Transfering Schools, Transferring Your Life

By Irene Marie Cruz

Being the new kid on the block is never easy. It doesn’t matter if you’re in the 3rd grade or in your third year of college. Change can be one of the hardest things to deal with. Lauren Pyle, a transfer student from Irvine Valley College, Coastline College and Golden West College has experienced an educational path unique to most of us: being home-schooled from kindergarten through high school, going to community college and then transferring to UC Irvine. The thing is, she doesn’t see her challenges as something to keep her down. She sees them as things to help her learn and grow.

Pyle was admitted to UC Irvine in fall 2011, and she is currently studying literary journalism. Of course, growing up as a home-schooled child has its differences.

“I was really sheltered. [College] is out in the world and I’m encountering a bunch of new people. But being sheltered and being taught by my parents actually prepared me to be able to get out into the ‘real world’ and be able to stand on my own two feet – knowing who I am and what I believe,” she said.

Although many people stereotype home-schooled kids as  “lonely, introverted individuals,” Lauren never seemed to have an issue with her social life. She never had a problem making friends and was always one for a bright conversation.

Adjusting from life in community college to life at a big university held its own difficulties.
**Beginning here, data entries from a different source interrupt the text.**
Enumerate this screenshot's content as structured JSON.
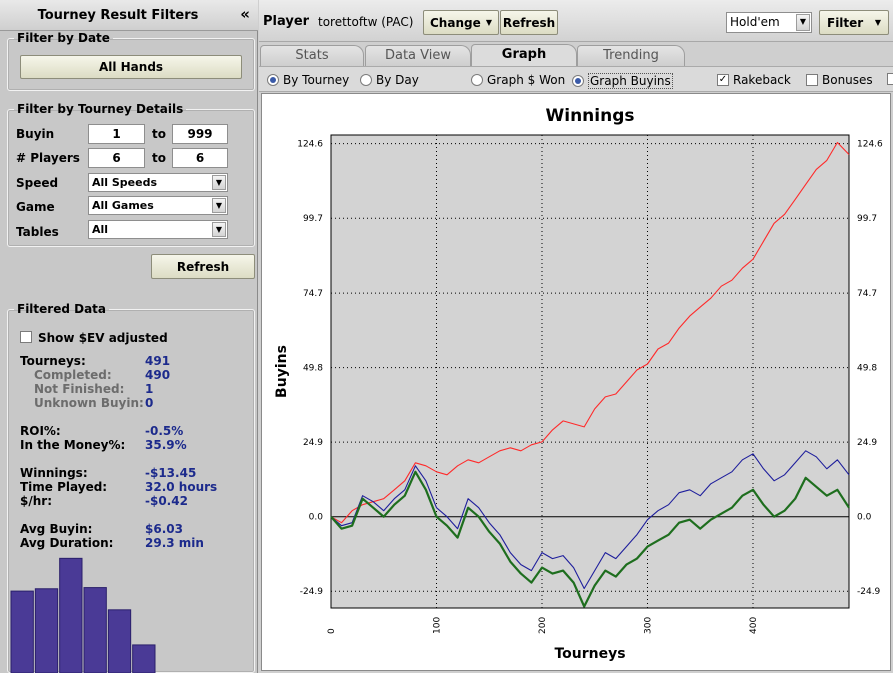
{
  "left_panel": {
    "title": "Tourney Result Filters",
    "collapse_glyph": "«",
    "filter_by_date": {
      "legend": "Filter by Date",
      "all_hands_label": "All Hands"
    },
    "filter_by_details": {
      "legend": "Filter by Tourney Details",
      "buyin_label": "Buyin",
      "buyin_from": "1",
      "buyin_to": "999",
      "players_label": "# Players",
      "players_from": "6",
      "players_to": "6",
      "to_label": "to",
      "speed_label": "Speed",
      "speed_value": "All Speeds",
      "game_label": "Game",
      "game_value": "All Games",
      "tables_label": "Tables",
      "tables_value": "All"
    },
    "refresh_label": "Refresh",
    "filtered_data": {
      "legend": "Filtered Data",
      "show_ev_label": "Show $EV adjusted",
      "show_ev_checked": false,
      "tourneys_label": "Tourneys:",
      "tourneys_value": "491",
      "completed_label": "Completed:",
      "completed_value": "490",
      "not_finished_label": "Not Finished:",
      "not_finished_value": "1",
      "unknown_buyin_label": "Unknown Buyin:",
      "unknown_buyin_value": "0",
      "roi_label": "ROI%:",
      "roi_value": "-0.5%",
      "itm_label": "In the Money%:",
      "itm_value": "35.9%",
      "winnings_label": "Winnings:",
      "winnings_value": "-$13.45",
      "time_played_label": "Time Played:",
      "time_played_value": "32.0 hours",
      "per_hour_label": "$/hr:",
      "per_hour_value": "-$0.42",
      "avg_buyin_label": "Avg Buyin:",
      "avg_buyin_value": "$6.03",
      "avg_duration_label": "Avg Duration:",
      "avg_duration_value": "29.3 min"
    },
    "histogram": {
      "values": [
        0.7,
        0.72,
        0.98,
        0.73,
        0.54,
        0.24
      ],
      "color": "#4a3a96"
    }
  },
  "topbar": {
    "player_label": "Player",
    "player_name": "torettoftw (PAC)",
    "change_label": "Change",
    "refresh_label": "Refresh",
    "game_select_value": "Hold'em",
    "filter_label": "Filter"
  },
  "tabs": [
    {
      "label": "Stats",
      "active": false
    },
    {
      "label": "Data View",
      "active": false
    },
    {
      "label": "Graph",
      "active": true
    },
    {
      "label": "Trending",
      "active": false
    }
  ],
  "options": {
    "by_tourney_label": "By Tourney",
    "by_tourney_selected": true,
    "by_day_label": "By Day",
    "by_day_selected": false,
    "graph_won_label": "Graph $ Won",
    "graph_won_selected": false,
    "graph_buyins_label": "Graph Buyins",
    "graph_buyins_selected": true,
    "rakeback_label": "Rakeback",
    "rakeback_checked": true,
    "bonuses_label": "Bonuses",
    "bonuses_checked": false
  },
  "chart_data": {
    "type": "line",
    "title": "Winnings",
    "xlabel": "Tourneys",
    "ylabel": "Buyins",
    "xlim": [
      0,
      491
    ],
    "ylim": [
      -30.5,
      127.5
    ],
    "x_ticks": [
      0,
      100,
      200,
      300,
      400
    ],
    "y_ticks": [
      -24.9,
      0.0,
      24.9,
      49.8,
      74.7,
      99.7,
      124.6
    ],
    "y_tick_labels": [
      "-24.9",
      "0.0",
      "24.9",
      "49.8",
      "74.7",
      "99.7",
      "124.6"
    ],
    "grid": true,
    "legend": "none",
    "series": [
      {
        "color": "#ff2a2a",
        "x": [
          0,
          10,
          20,
          30,
          40,
          50,
          60,
          70,
          80,
          90,
          100,
          110,
          120,
          130,
          140,
          150,
          160,
          170,
          180,
          190,
          200,
          210,
          220,
          230,
          240,
          250,
          260,
          270,
          280,
          290,
          300,
          310,
          320,
          330,
          340,
          350,
          360,
          370,
          380,
          390,
          400,
          410,
          420,
          430,
          440,
          450,
          460,
          470,
          480,
          491
        ],
        "y": [
          0,
          -2,
          2,
          4,
          5,
          6,
          9,
          12,
          18,
          17,
          15,
          14,
          17,
          19,
          18,
          20,
          22,
          23,
          22,
          24,
          25,
          29,
          32,
          31,
          30,
          36,
          40,
          41,
          45,
          49,
          51,
          56,
          58,
          63,
          67,
          70,
          73,
          77,
          79,
          83,
          86,
          92,
          98,
          101,
          106,
          111,
          116,
          119,
          125,
          121
        ]
      },
      {
        "color": "#1e1e9c",
        "x": [
          0,
          10,
          20,
          30,
          40,
          50,
          60,
          70,
          80,
          90,
          100,
          110,
          120,
          130,
          140,
          150,
          160,
          170,
          180,
          190,
          200,
          210,
          220,
          230,
          240,
          250,
          260,
          270,
          280,
          290,
          300,
          310,
          320,
          330,
          340,
          350,
          360,
          370,
          380,
          390,
          400,
          410,
          420,
          430,
          440,
          450,
          460,
          470,
          480,
          491
        ],
        "y": [
          0,
          -3,
          -2,
          7,
          5,
          2,
          6,
          9,
          17,
          12,
          3,
          0,
          -4,
          6,
          3,
          -2,
          -6,
          -12,
          -16,
          -18,
          -12,
          -14,
          -13,
          -17,
          -24,
          -18,
          -12,
          -14,
          -10,
          -6,
          -1,
          2,
          4,
          8,
          9,
          7,
          11,
          13,
          15,
          19,
          21,
          16,
          12,
          14,
          18,
          22,
          20,
          16,
          19,
          14
        ]
      },
      {
        "color": "#1e6e1e",
        "x": [
          0,
          10,
          20,
          30,
          40,
          50,
          60,
          70,
          80,
          90,
          100,
          110,
          120,
          130,
          140,
          150,
          160,
          170,
          180,
          190,
          200,
          210,
          220,
          230,
          240,
          250,
          260,
          270,
          280,
          290,
          300,
          310,
          320,
          330,
          340,
          350,
          360,
          370,
          380,
          390,
          400,
          410,
          420,
          430,
          440,
          450,
          460,
          470,
          480,
          491
        ],
        "y": [
          0,
          -4,
          -3,
          6,
          3,
          0,
          4,
          7,
          15,
          9,
          0,
          -3,
          -7,
          3,
          0,
          -5,
          -9,
          -15,
          -19,
          -22,
          -17,
          -19,
          -18,
          -22,
          -30,
          -23,
          -18,
          -20,
          -16,
          -14,
          -10,
          -8,
          -6,
          -2,
          -1,
          -4,
          -1,
          1,
          3,
          7,
          9,
          4,
          0,
          2,
          6,
          13,
          10,
          7,
          9,
          3
        ]
      }
    ]
  }
}
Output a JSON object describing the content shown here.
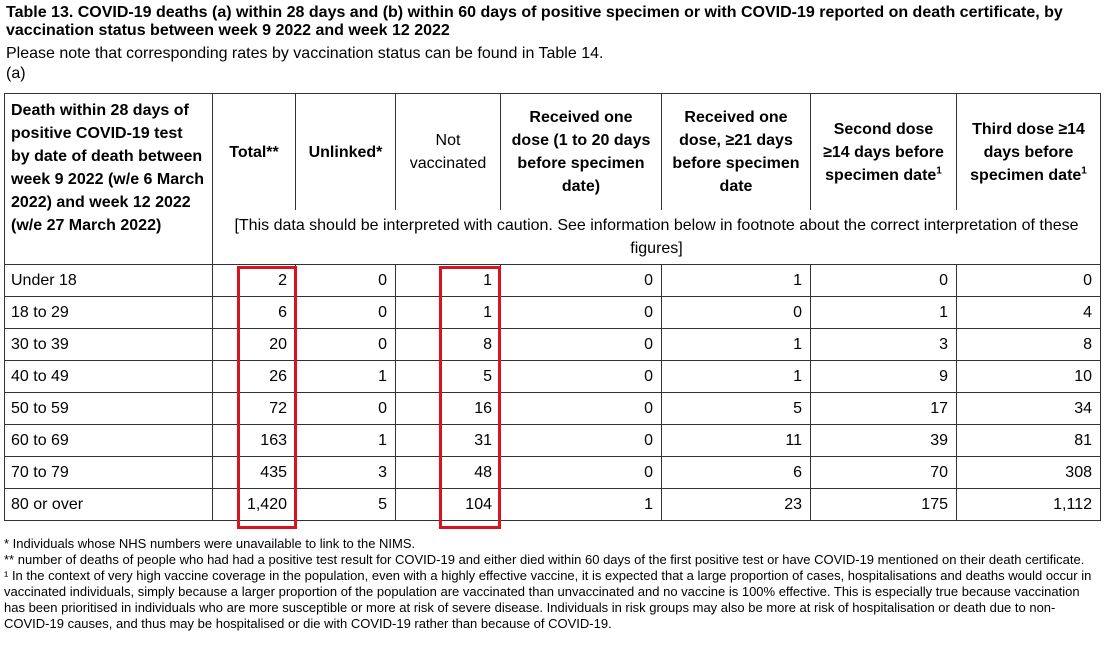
{
  "title": "Table 13. COVID-19 deaths (a) within 28 days and (b) within 60 days of positive specimen or with COVID-19 reported on death certificate, by vaccination status between week 9 2022 and week 12 2022",
  "note": "Please note that corresponding rates by vaccination status can be found in Table 14.",
  "section": "(a)",
  "table": {
    "header_first": "Death within 28 days of positive COVID-19 test by date of death between week 9 2022 (w/e 6 March 2022) and week 12 2022 (w/e 27 March 2022)",
    "headers": [
      {
        "text": "Total**",
        "sup": ""
      },
      {
        "text": "Unlinked*",
        "sup": ""
      },
      {
        "text": "Not vaccinated",
        "sup": ""
      },
      {
        "text": "Received one dose (1 to 20 days before specimen date)",
        "sup": ""
      },
      {
        "text": "Received one dose, ≥21 days before specimen date",
        "sup": ""
      },
      {
        "text": "Second dose ≥14 days before specimen date",
        "sup": "1"
      },
      {
        "text": "Third dose ≥14 days before specimen date",
        "sup": "1"
      }
    ],
    "caution": "[This data should be interpreted with caution. See information below in footnote about the correct interpretation of these figures]",
    "rows": [
      {
        "age": "Under 18",
        "values": [
          "2",
          "0",
          "1",
          "0",
          "1",
          "0",
          "0"
        ]
      },
      {
        "age": "18 to 29",
        "values": [
          "6",
          "0",
          "1",
          "0",
          "0",
          "1",
          "4"
        ]
      },
      {
        "age": "30 to 39",
        "values": [
          "20",
          "0",
          "8",
          "0",
          "1",
          "3",
          "8"
        ]
      },
      {
        "age": "40 to 49",
        "values": [
          "26",
          "1",
          "5",
          "0",
          "1",
          "9",
          "10"
        ]
      },
      {
        "age": "50 to 59",
        "values": [
          "72",
          "0",
          "16",
          "0",
          "5",
          "17",
          "34"
        ]
      },
      {
        "age": "60 to 69",
        "values": [
          "163",
          "1",
          "31",
          "0",
          "11",
          "39",
          "81"
        ]
      },
      {
        "age": "70 to 79",
        "values": [
          "435",
          "3",
          "48",
          "0",
          "6",
          "70",
          "308"
        ]
      },
      {
        "age": "80 or over",
        "values": [
          "1,420",
          "5",
          "104",
          "1",
          "23",
          "175",
          "1,112"
        ]
      }
    ]
  },
  "highlight_color": "#d7141f",
  "footnotes": [
    "* Individuals whose NHS numbers were unavailable to link to the NIMS.",
    "** number of deaths of people who had had a positive test result for COVID-19 and either died within 60 days of the first positive test or have COVID-19 mentioned on their death certificate.",
    "¹ In the context of very high vaccine coverage in the population, even with a highly effective vaccine, it is expected that a large proportion of cases, hospitalisations and deaths would occur in vaccinated individuals, simply because a larger proportion of the population are vaccinated than unvaccinated and no vaccine is 100% effective. This is especially true because vaccination has been prioritised in individuals who are more susceptible or more at risk of severe disease. Individuals in risk groups may also be more at risk of hospitalisation or death due to non-COVID-19 causes, and thus may be hospitalised or die with COVID-19 rather than because of COVID-19."
  ]
}
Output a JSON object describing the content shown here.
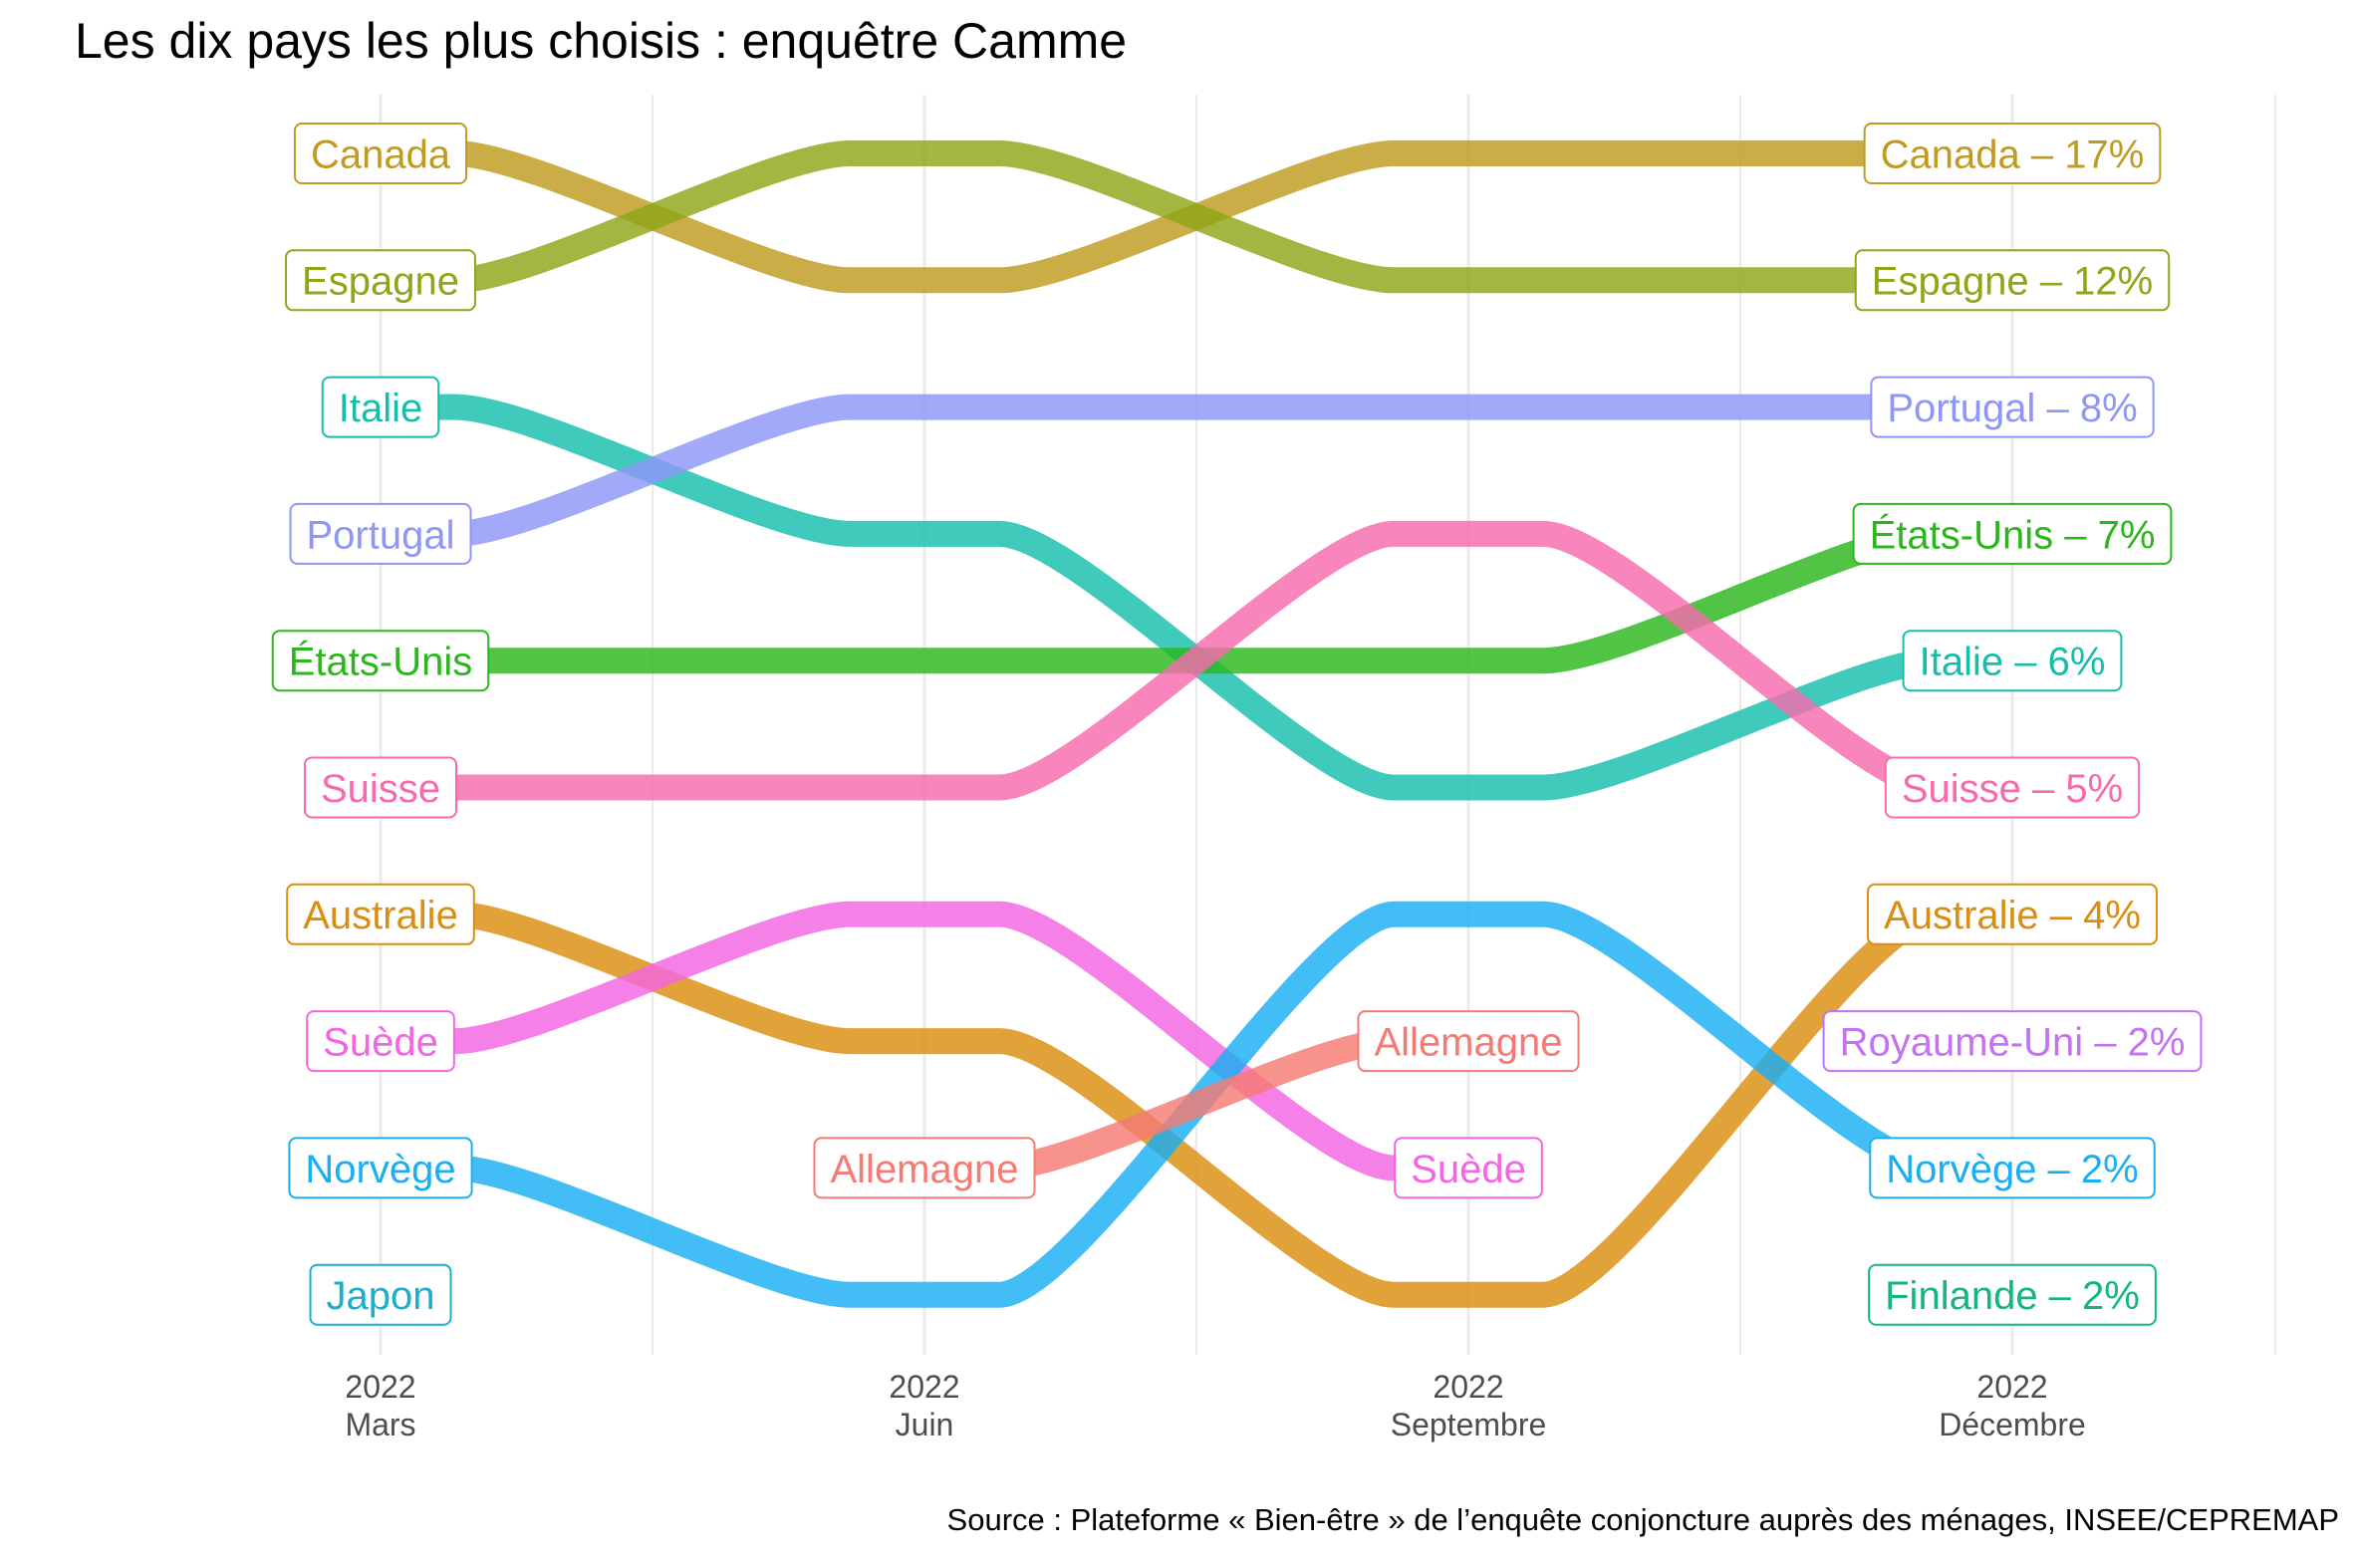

Coming to a new school and not knowing people can be a scary thought, especially for a campus as big as UC Irvine.

“The first two weeks I had to use a map every time,” she said. In addition, there are fewer transfer students than admitted first-years. “I feel like a minority, but I also feel like the school does a lot to help transfers adjust,” Pyle said.

In fact, there are a few programs at UC Irvine that support the transfer community. UCI offers Transfer Success, which is meant to parallel the freshman orientation held throughout the summer. Its purpose is to expose transfer students to the culture, resources and services on campus. Transfer Success embraces the transfer community and strives to make the shift to UCI as easy and enjoyable as possible. Other designated programs are the Transfer Student Seminar, which introduces intellectual discussions with peers and professors, and the Transfer Services Counseling Program, which offers counseling and help with campus resources.

Pyle first attended community college in order to decide what major to pursue and complete general education requirements in the process. Expectations from professors differ between UCI and community college, however.

“Overall, teachers were generally easier at IVC in that they assigned less and writing standards were definitely lower. My guess is that an ‘A’ paper at the community college level would be a ‘B’ at UCI,” she said.

Even the pace of academics differ greatly. Switching from a semester system to a quarter system definitely had its drawbacks.

“On the semester system, I felt like I could take breathers,” she said. “Once the quarter started I had to adjust. The pressure forced me to do what I had to do”.

A change in class format was also difficult for the former home-schooled student.

“I have a hard time sitting through lectures. It gets hard for me to sit still,” Lauren said.

Despite problems that arose from the transition process, Pyle enjoys being a part of the UC Irvine family.

UC Irvine has a multitude of opportunities that differ from community colleges. Pyle hopes to look into programs such as the Equestrian Club or intramural soccer.

“So far, UCI has been a great experience for me.  The classes are challenging but rewarding the people I have encountered are largely very friendly and helpful and the campus is beautiful. I am looking forward to spending my next two years learning and growing in this fun and supportive learning environment.”

I guess the new kid on the block is more than ready to become an Anteater.